In 1993, the U.S. government passed the North American Free Trade Agreement (NAFTA) with Canada and Mexico, promising it would promote jobs. In reality, according to Sarah Massey, a spokesperson for the AFL-CIO Americas Union Movement, it lowered wages, heightened unemployment and increased pollution. Massey now argues that the proposed Central American Free Trade Agreement (CAFTA) is "going to be a failure just like NAFTA." She adds, "It also isn’t going to change the substandard working conditions, child labor laws or environmental regulations of Central America. This agreement will only help large corporations, not the people."

CISPES/People's Referendum protesting CAFTA during anti-RNC demonstrations in New York.© CISPES

Currently, CAFTA contains no provisions to compel Central America to meet America’s labor and environmental standards, or to adopt a set of basic standards. As the Citizens Trade Campaign reports, "Seventy-five percent of Central America’s population lives in conditions where pollution of both air and water and depletion of water have resulted in increased violence and diminishing public health standards."

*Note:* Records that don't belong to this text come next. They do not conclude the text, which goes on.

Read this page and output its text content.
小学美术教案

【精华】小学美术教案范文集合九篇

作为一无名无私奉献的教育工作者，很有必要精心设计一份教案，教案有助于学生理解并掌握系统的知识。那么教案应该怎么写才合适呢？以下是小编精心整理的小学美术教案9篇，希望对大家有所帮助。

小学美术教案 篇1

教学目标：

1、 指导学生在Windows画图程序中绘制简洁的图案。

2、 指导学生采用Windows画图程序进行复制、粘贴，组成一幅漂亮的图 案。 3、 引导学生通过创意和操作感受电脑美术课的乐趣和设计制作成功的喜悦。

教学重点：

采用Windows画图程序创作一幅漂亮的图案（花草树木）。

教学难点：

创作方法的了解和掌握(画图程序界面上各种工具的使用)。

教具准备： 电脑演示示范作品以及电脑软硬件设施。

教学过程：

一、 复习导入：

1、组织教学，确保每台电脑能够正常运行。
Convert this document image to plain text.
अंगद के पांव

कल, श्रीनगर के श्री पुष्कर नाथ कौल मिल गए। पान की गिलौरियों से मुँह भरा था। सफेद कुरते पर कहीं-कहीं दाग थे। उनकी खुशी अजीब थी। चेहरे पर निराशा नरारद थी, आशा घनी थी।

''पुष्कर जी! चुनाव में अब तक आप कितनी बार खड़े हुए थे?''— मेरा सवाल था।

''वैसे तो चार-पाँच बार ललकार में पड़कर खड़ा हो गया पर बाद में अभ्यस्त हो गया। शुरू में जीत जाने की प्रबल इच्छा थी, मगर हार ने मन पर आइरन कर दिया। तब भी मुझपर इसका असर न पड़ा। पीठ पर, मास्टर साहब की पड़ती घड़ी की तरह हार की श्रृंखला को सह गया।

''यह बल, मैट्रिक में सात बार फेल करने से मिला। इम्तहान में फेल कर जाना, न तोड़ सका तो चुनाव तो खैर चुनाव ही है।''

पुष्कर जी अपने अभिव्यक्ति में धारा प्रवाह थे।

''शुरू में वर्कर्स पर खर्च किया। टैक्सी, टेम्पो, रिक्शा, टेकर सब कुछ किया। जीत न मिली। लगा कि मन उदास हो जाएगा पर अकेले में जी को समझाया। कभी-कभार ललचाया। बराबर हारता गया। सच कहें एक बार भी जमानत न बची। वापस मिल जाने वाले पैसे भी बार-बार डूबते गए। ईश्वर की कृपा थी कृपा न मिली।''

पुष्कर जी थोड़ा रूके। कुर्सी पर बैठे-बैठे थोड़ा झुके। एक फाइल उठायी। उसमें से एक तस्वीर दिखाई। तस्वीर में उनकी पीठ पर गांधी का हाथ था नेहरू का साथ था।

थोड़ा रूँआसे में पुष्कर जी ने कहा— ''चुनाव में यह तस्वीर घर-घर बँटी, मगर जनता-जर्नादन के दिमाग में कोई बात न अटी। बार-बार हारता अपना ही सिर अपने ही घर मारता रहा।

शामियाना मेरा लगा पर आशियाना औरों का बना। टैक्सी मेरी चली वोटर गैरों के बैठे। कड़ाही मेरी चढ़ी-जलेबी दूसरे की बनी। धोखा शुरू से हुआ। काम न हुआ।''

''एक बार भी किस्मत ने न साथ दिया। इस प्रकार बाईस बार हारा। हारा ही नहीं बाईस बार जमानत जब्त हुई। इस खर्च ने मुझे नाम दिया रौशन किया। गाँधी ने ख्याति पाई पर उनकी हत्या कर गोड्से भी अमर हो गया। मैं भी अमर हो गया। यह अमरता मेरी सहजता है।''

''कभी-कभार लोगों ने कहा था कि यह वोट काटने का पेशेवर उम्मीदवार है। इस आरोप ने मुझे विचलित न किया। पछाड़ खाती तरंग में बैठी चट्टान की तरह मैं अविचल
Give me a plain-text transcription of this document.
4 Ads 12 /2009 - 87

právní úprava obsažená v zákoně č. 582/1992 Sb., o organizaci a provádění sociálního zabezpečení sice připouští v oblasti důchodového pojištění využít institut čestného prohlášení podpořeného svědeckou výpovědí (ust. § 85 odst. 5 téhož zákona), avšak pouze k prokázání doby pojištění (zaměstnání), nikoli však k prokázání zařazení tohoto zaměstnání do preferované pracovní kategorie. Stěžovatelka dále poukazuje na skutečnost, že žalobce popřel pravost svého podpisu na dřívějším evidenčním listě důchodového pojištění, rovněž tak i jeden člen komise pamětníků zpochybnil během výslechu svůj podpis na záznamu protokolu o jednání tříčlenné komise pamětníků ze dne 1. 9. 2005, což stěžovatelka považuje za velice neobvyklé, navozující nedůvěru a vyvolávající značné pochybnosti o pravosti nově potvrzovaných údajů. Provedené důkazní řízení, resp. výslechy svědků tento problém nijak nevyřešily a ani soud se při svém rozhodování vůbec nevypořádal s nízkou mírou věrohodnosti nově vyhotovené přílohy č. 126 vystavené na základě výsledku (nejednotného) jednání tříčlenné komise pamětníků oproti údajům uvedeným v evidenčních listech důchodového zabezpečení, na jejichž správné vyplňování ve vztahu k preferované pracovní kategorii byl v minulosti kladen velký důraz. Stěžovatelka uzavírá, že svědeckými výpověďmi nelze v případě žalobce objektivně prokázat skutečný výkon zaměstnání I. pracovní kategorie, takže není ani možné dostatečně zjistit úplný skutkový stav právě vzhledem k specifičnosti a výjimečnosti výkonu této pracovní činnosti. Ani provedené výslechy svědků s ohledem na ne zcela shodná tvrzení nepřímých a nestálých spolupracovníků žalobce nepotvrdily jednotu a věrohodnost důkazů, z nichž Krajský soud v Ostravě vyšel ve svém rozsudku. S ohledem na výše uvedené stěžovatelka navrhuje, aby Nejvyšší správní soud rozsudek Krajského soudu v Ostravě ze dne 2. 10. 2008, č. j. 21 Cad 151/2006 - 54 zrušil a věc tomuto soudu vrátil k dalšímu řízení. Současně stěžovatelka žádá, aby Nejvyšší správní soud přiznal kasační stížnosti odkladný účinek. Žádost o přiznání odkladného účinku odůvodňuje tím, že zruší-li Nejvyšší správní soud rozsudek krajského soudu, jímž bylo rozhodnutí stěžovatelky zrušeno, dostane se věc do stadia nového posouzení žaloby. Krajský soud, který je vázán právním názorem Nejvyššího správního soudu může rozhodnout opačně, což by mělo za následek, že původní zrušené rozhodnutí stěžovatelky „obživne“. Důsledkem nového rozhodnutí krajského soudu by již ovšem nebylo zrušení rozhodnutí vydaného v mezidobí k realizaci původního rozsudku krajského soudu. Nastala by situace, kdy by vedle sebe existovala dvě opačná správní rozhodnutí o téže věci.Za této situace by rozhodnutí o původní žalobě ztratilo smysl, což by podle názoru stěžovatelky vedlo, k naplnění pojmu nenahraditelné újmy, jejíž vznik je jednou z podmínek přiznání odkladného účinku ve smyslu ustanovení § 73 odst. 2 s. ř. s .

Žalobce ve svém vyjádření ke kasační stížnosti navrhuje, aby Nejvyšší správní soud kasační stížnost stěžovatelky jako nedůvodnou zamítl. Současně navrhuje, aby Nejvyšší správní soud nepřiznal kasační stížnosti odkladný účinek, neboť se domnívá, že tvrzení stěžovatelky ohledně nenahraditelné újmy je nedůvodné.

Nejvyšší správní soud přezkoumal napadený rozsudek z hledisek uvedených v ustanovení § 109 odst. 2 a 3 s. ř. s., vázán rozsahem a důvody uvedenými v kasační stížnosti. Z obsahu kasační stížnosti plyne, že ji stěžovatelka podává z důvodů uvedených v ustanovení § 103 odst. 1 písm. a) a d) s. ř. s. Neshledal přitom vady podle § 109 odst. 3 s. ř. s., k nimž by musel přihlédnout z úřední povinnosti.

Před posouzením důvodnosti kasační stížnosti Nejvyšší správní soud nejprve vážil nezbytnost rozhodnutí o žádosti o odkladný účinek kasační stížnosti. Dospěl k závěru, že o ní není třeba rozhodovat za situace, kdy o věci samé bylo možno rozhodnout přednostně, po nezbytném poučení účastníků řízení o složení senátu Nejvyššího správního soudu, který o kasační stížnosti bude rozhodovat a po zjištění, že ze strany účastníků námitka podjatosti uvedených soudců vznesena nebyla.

Rachel Ackoff of the Sierra Student Coalition Fair Trade Campaign at Swarthmore College has been leading students to contact their Congress representatives to encourage them to vote "no" on environmentally destructive free trade agreements. "The most frightening part of the proposed agreement is an investor provision that would allow corporations to sue foreign governments if they pass any environmental regulation that could threaten their future earnings," Ackoff explains. "This might force the nation to pay damages to the corporation if it chooses to protect the environment."

CAFTA has already been signed by the U.S., El Salvador, Nicaragua, Guatemala, Honduras and Costa Rica, but for it to be implemented each country has to hold an official vote. Protests leading to police violence have occurred in El Salvador and Guatemala, where workers marched to stop their governments" approval.

The U.S. Commerce Department and the U.S. Chamber of Commerce are holding a series of pro-CAFTA events in U.S. cities such as Charlotte, North Carolina, where previous trade agreements caused job loss. Currently, North Carolina has more than 50,000 recipients of federal benefits for workers who can prove they lost their job as a result of NAFTA.

The PR firm Summit Communications, which promotes CAFTA, argues, "Enactment of CAFTA between the U.S. and five Central American nations will benefit both regions by encouraging multilateral trade and forging new commitments on labor rights, providing the participating nations with a firm base on which to build stronger economies." The agency says, "The process is expected to accelerate the pace of political and economic reform in each of the member states," and it claims the agreement is needed in the face of globalization and will "raise income levels and increase social wellbeing."

Since NAFTA’s implementation the U.S. has lost more than 765,000 jobs according to the Stop CAFTA coalition. In Mexico manufacturing wages fell, causing the number of people living in poverty to grow, reports the coalition.